Гитлер пришел на первое собрание своей будущей партии бездомным человеком, не имевшим друзей, весьма странным, с неприятными манерами, малообразованным. Но в нем прорезался ораторский дар и талант демагога.

В феврале 1920 года партия обрела название, под которым войдет в историю, – Национально-социалистическая немецкая рабочая партия. 1 апреля ефрейтор Адольф Гитлер демобилизовался и полностью посвятил себя политической деятельности. Одно из его первых выступлений законспектировал сотрудник баварской полиции.

– Нам нужно вернуть себе чувство национальной гордости, – возбужденно говорил Гитлер. – Но что или кто сегодня может быть предметом гордости? Может быть, наше правительство? (Смех в зале). Но скажу и другое – нам нужна национальная воля. Нельзя по каждому поводу жаловаться: «мы не можем»… Это не правильно. Мы можем! (Аплодисменты). Что нам нужно? Национальное самосознание. Надо слепо верить в наше будущее!

Он шел в политику не ради реализации какой-то идеи, он жаждал самореализации. Товарищи по партии познакомили его с расистской формой антисемитизма.

Прежде антисемиты видели опасность в евреях, потому что они придерживались иной религии. Если еврей переходил из иудаизма в христианство, он принимался в общество. Люди, среди которых оказался ефрейтор Гитлер, исходили из того, что религия не имеет значения, дьявольское начало сидит в любом еврее, даже ребенке, поэтому все они представляют опасность для Германии.

Он гордо именовал себя художником. Действительно интересовался искусством. Получив увольнительную, в отличие от сослуживцев отправлялся не в бордель, а в музей.

Судьба человечества пошла бы иным путем, если бы сто с лишним лет назад Адольфа Гитлера приняли в Венскую Академию изящных искусств. Он приехал поступать по классу живописи, но требования к абитуриентам были очень высоки. Директор академии сочувственно сказал Адольфу Гитлеру, что художника из него не получится. Он был, конечно, прав, но ей-богу, лучше бы он принял Гитлера. Одним плохим художником стало бы больше, зато миллионы людей остались бы живы.

Его талант лежал в политической сфере. Не стоит недооценивать его дарований. За три года он превратился из никому не известного солдата в главную фигуру Мюнхена.

Он не курил, не пил, стал вегетарианцем.

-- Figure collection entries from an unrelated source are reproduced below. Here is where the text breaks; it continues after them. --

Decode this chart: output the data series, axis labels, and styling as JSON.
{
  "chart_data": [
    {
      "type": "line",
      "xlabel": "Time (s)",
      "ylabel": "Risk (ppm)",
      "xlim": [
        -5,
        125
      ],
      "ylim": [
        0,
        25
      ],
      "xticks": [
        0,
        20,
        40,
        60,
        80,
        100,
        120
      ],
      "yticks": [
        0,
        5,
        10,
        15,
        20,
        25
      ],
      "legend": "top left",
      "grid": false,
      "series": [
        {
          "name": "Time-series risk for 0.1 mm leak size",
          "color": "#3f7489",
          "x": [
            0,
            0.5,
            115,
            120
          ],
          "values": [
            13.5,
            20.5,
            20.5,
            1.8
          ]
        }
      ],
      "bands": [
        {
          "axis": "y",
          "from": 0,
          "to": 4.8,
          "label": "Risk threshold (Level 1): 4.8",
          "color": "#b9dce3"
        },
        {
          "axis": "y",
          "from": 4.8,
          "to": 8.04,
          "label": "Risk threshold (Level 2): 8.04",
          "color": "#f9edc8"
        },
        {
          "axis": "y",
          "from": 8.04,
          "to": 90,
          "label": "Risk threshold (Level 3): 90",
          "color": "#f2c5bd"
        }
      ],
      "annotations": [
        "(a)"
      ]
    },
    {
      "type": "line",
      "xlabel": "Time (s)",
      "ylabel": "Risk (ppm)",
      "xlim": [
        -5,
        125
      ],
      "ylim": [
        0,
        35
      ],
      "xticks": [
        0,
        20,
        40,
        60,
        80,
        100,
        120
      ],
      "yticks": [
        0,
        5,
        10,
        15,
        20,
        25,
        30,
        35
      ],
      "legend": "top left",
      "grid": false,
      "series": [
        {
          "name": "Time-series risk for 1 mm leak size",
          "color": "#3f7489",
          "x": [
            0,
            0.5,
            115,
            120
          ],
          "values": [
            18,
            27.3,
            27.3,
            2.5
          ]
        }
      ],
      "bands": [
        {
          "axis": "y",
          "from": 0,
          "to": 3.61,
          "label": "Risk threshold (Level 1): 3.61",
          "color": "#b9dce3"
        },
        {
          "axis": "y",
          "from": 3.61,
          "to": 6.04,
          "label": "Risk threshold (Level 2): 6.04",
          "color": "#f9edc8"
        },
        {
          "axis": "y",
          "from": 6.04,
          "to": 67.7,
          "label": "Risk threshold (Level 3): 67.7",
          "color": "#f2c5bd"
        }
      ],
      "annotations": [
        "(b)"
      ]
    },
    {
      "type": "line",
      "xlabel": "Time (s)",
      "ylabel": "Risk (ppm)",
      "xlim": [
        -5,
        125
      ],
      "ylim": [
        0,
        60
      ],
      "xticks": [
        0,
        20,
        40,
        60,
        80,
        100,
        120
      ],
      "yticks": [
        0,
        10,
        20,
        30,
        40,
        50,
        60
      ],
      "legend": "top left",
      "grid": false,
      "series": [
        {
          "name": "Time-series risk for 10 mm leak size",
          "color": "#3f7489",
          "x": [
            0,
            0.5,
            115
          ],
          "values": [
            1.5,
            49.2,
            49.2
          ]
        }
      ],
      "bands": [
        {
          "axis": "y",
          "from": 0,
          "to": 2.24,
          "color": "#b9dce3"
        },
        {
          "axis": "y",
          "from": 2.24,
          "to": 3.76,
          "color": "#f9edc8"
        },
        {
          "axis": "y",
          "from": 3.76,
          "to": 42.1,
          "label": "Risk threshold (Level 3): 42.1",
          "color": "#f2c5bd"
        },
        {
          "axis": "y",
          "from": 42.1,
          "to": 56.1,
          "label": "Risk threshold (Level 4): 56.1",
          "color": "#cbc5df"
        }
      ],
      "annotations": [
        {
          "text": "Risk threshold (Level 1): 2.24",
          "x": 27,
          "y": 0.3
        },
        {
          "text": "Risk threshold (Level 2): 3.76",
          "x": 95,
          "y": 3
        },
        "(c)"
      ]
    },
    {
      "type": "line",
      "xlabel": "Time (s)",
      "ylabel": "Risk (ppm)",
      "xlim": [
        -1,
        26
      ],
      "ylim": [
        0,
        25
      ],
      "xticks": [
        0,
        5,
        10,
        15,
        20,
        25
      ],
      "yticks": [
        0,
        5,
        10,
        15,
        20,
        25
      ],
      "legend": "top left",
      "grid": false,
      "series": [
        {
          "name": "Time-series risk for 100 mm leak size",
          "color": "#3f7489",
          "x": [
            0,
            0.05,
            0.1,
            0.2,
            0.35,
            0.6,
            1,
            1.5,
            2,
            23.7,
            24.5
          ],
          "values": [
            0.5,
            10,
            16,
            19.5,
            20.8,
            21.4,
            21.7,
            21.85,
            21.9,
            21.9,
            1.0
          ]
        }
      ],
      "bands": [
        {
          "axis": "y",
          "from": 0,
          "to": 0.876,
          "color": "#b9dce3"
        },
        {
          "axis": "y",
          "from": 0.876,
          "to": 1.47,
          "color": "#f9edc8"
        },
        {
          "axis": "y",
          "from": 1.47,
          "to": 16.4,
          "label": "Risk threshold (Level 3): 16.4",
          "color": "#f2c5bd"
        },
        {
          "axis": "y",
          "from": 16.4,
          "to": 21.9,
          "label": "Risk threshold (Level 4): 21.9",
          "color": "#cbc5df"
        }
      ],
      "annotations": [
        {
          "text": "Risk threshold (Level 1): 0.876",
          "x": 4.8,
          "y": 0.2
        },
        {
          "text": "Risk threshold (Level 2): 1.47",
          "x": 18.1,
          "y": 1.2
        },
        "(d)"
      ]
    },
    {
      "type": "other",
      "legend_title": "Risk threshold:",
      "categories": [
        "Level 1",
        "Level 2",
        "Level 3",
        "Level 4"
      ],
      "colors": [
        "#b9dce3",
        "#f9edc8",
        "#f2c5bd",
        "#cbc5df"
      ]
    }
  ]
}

Как такой человек мог увлечь за собой жизнерадостных баварцев? В те годы растерявшиеся после распада империи немцы были падки на правых агитаторов.

Гитлер делал первые шаги как оратор, выступая перед небольшими группами запутавшихся и ожесточившихся людей, не смирившихся с переменами в их жизни и в жизни Германии. Никогда еще в истории Германии комбинация риторики и насилия не оказывалась столь впечатляюще эффективной.

На митинге 29 июля 1921 года Гитлера уже назвали «наш фюрер». Отныне Гитлер в окружении телохранителей входил в зал, когда все уже собрались и озирались в нетерпении. Как только он завершал выступление, то сразу же выходил. Он не позволял начаться дискуссии и не отвечал на вопросы, чтобы не сбить психологический настрой.

Поразительным образом Гитлер был вялым и апатичным человеком. Ему постоянно приходилось преодолевать себя. Его тайной мечтой было ходить в кино или в оперетту, сидеть в кафе, поедая пирожные, и разглагольствовать об архитектуре. Он не любил работать, говорил, что «масштабно мыслящему человеку достаточно сосредоточиться и работать в день два часа». Но митинги, жадное внимание, с которым его слушали, аплодисменты стали фантастическим по силе допингом.

А он был умелым тактиком. Постепенно завоевывал людей. Тщательно выстраивал свои речи. Зто не были импровизации. Начинал спокойным тоном, неспешно, словно нащупывая дорогу и проверяя, как далеко он может зайти. И только когда чувствовал поддержку аудитории, его голос и лексика менялись, он становился все более агрессивным. И доводил свою аудиторию до слез или экстаза. Известный оперный певец Пауль Девриен давал Гитлеру уроки сценической речи и ставил ему голос.